Apoptotic and Survival Signaling in tumor cells: Therapeutic Implications
Multiple Myeloma (MM) is diagnosed in 15,000 new individuals annually. The median survival has been prolonged from 3-4 to 7 years, especially in patients less than age 50. However, despite important advances including biological agents bortezomib, thalidomide, and lenalidomide, MM remains incurable due to the development of drug resistance, which manifests as relapsed/refractory disease. The molecular mechanisms whereby MM cells evade drug-induced cytotoxicity and acquire drug-resistant phenotypes include interaction of MM cells with their bone marrow (BM) microenvironment. The BM milieu contains stromal cells (BMSCs), osteoclasts, myeloid cells, and immune effector cells. BMSCs promote growth and drug resistance in MM cells; however, the functional significance of other BM cellular components is unclear. Our recent study showed increased numbers and more frequent localization of plasmacytoid dendritic cells (pDCs) in MM patient BM than normal BM. Functional analysis using in vitro and in vivo models of human MM in the BM milieu shows that pDCs confer growth, survival, chemotaxis, and drug resistance. Importantly, targeting Toll-like receptors with CpG ODNs improves immune function of pDCs and abrogates pDC-induced MM cell growth. These findings identify an integral role of pDCs in MM pathogenesis and provide the basis for targeting pDC-MM interactions as therapeutic strategy to improve patient outcome.
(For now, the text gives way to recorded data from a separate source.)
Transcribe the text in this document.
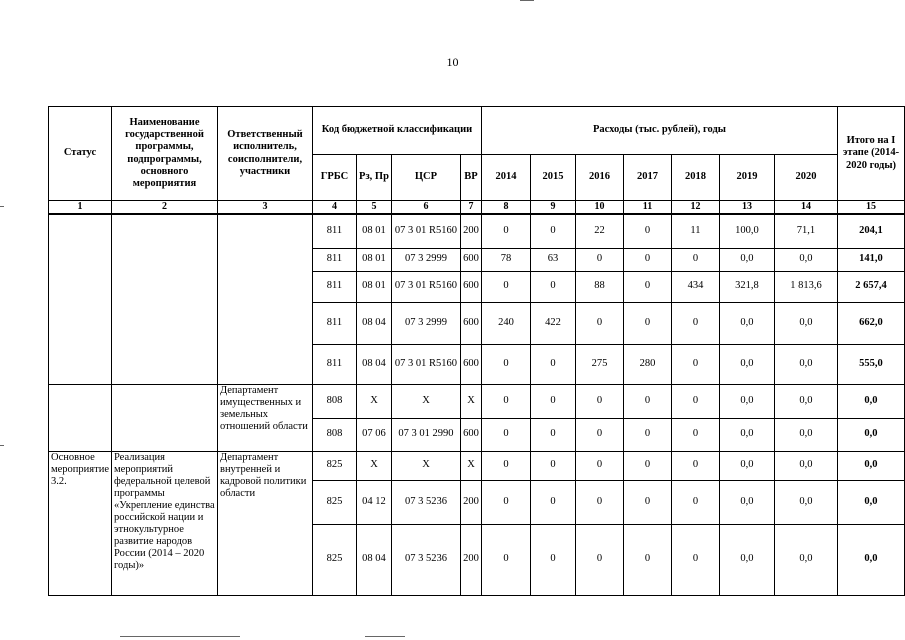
10
Статус	Наименование государственной программы, подпрограммы, основного мероприятия	Ответственный исполнитель, соисполнители, участники	Код бюджетной классификации				Расходы (тыс. рублей), годы							Итого на I этапе (2014-2020 годы)
			ГРБС	Рз, Пр	ЦСР	ВР	2014	2015	2016	2017	2018	2019	2020	
1	2	3	4	5	6	7	8	9	10	11	12	13	14	15
			811	08 01	07 3 01 R5160	200	0	0	22	0	11	100,0	71,1	204,1
			811	08 01	07 3 2999	600	78	63	0	0	0	0,0	0,0	141,0
			811	08 01	07 3 01 R5160	600	0	0	88	0	434	321,8	1 813,6	2 657,4
			811	08 04	07 3 2999	600	240	422	0	0	0	0,0	0,0	662,0
			811	08 04	07 3 01 R5160	600	0	0	275	280	0	0,0	0,0	555,0
		Департамент имущественных и земельных отношений области	808	X	X	X	0	0	0	0	0	0,0	0,0	0,0
			808	07 06	07 3 01 2990	600	0	0	0	0	0	0,0	0,0	0,0
Основное мероприятие 3.2.	Реализация мероприятий федеральной целевой программы «Укрепление единства российской нации и этнокультурное развитие народов России (2014 – 2020 годы)»	Департамент внутренней и кадровой политики области	825	X	X	X	0	0	0	0	0	0,0	0,0	0,0
			825	04 12	07 3 5236	200	0	0	0	0	0	0,0	0,0	0,0
			825	08 04	07 3 5236	200	0	0	0	0	0	0,0	0,0	0,0
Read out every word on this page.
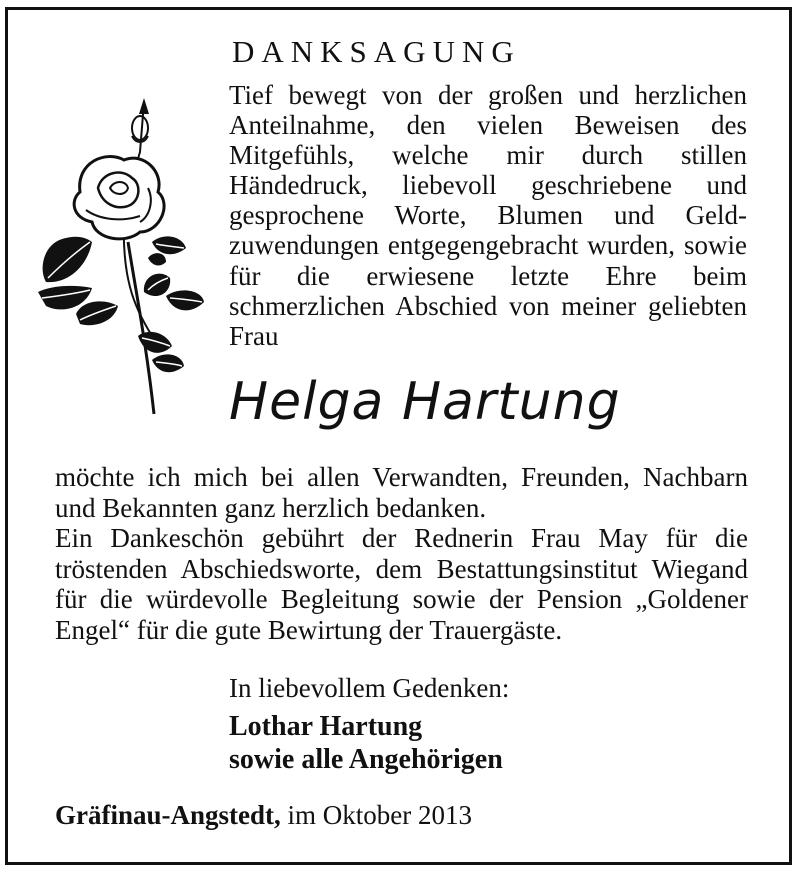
DANKSAGUNG

Tief bewegt von der großen und herzlichen Anteilnahme, den vielen Beweisen des Mitgefühls, welche mir durch stillen Händedruck, liebevoll geschriebene und gesprochene Worte, Blumen und Geld- zuwendungen entgegengebracht wurden, sowie für die erwiesene letzte Ehre beim schmerzlichen Abschied von meiner geliebten Frau

Helga Hartung

möchte ich mich bei allen Verwandten, Freunden, Nachbarn und Bekannten ganz herzlich bedanken.

Ein Dankeschön gebührt der Rednerin Frau May für die tröstenden Abschiedsworte, dem Bestattungsinstitut Wiegand für die würdevolle Begleitung sowie der Pension „Goldener Engel“ für die gute Bewirtung der Trauergäste.

In liebevollem Gedenken:
Lothar Hartung
sowie alle Angehörigen
Gräfinau-Angstedt, im Oktober 2013
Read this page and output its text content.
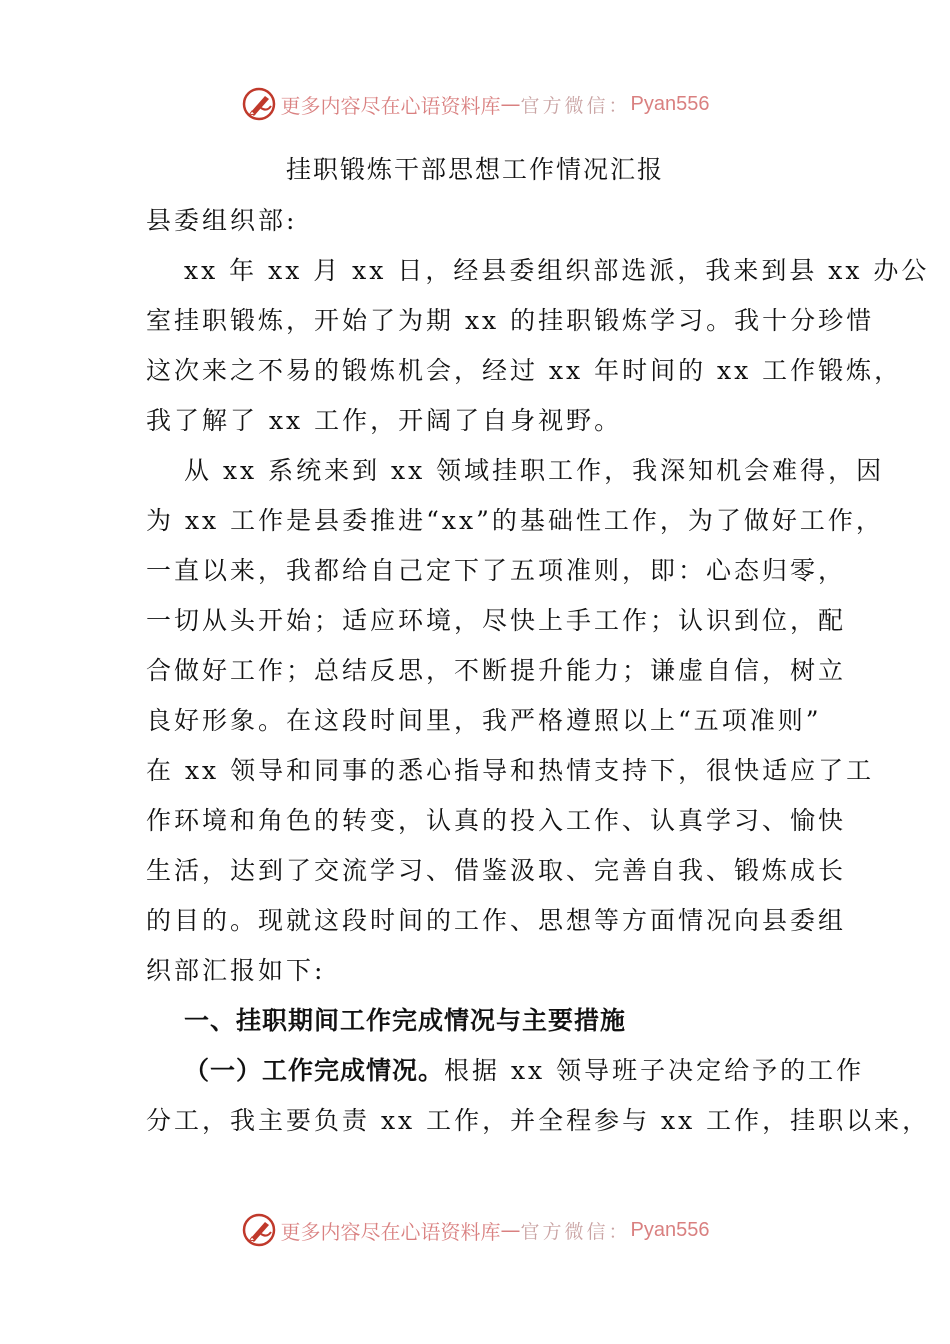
更多内容尽在心语资料库 — 官方微信： Pyan556
挂职锻炼干部思想工作情况汇报
县委组织部:
xx 年 xx 月 xx 日，经县委组织部选派，我来到县 xx 办公
室挂职锻炼，开始了为期 xx 的挂职锻炼学习。我十分珍惜
这次来之不易的锻炼机会，经过 xx 年时间的 xx 工作锻炼，
我了解了 xx 工作，开阔了自身视野。
从 xx 系统来到 xx 领域挂职工作，我深知机会难得，因
为 xx 工作是县委推进“xx”的基础性工作，为了做好工作，
一直以来，我都给自己定下了五项准则，即：心态归零，
一切从头开始；适应环境，尽快上手工作；认识到位，配
合做好工作；总结反思，不断提升能力；谦虚自信，树立
良好形象。在这段时间里，我严格遵照以上“五项准则”
在 xx 领导和同事的悉心指导和热情支持下，很快适应了工
作环境和角色的转变，认真的投入工作、认真学习、愉快
生活，达到了交流学习、借鉴汲取、完善自我、锻炼成长
的目的。现就这段时间的工作、思想等方面情况向县委组
织部汇报如下:
一、挂职期间工作完成情况与主要措施
（一）工作完成情况。根据 xx 领导班子决定给予的工作
分工，我主要负责 xx 工作，并全程参与 xx 工作，挂职以来，
更多内容尽在心语资料库 — 官方微信： Pyan556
Genomics and proteomics studies have identified therapeutic targets to interrupt growth and/or amplify apoptotic signaling in MM cells to enhance cytotoxicity and overcome drug resistance. Our recent studies have utilized novel drugs that target molecules on the MM cell surface, cytoplasm, mitochondria, endoplasmic reticulum, and nucleus. In addition, preclinical studies are examining the combination of biochemical inhibitors of growth/survival signaling pathways with standard therapeutic agents to increase overall MM cell apoptosis. Many of these new agents are currently being evaluated in clinical trials.
Another major area of research in our laboratory is the ubiquitin-proteasome pathway (UPP). Previous reports have established that UPP modulates intracellular protein degradation. Specifically, the multi-enzyme protease 26S proteasome degrades misfolded or redundant proteins, while blockade of the proteasomal degradation pathways results in the accumulation of unwanted proteins and cell death. Because cancer cells proliferate more than normal cells, the rate of protein translation and degradation is also higher in cancer cells. This discovery led to the development of proteasome inhibitors as therapeutics in cancer. The FDA recently approved the first proteasome inhibitor bortezomib (Velcade), formerly known as PS-341, for the treatment of relapsed/refractory MM. However, prolonged treatment with bortezomib is associated with toxicity and the development of drug resistance.
Our recent study shows that the novel proteasome inhibitor NPI-0052 induces apoptosis even in bortezomib-resistant MM cells. NPI-0052 is distinct from bortezomib in its chemical structure, effects on proteasome activities, mechanisms of action, toxicity profile against normal cells, and bioactivity. In animal model studies, NPI-0052 cured 57% of treated mice, was well tolerated, and prolonged survival. Combining NPI-0052 and bortezomib induces synergistic apoptosis in MM cells; therefore, our study provides rationale for clinical protocols evaluating NPI-0052, alone or in combination with bortezomib.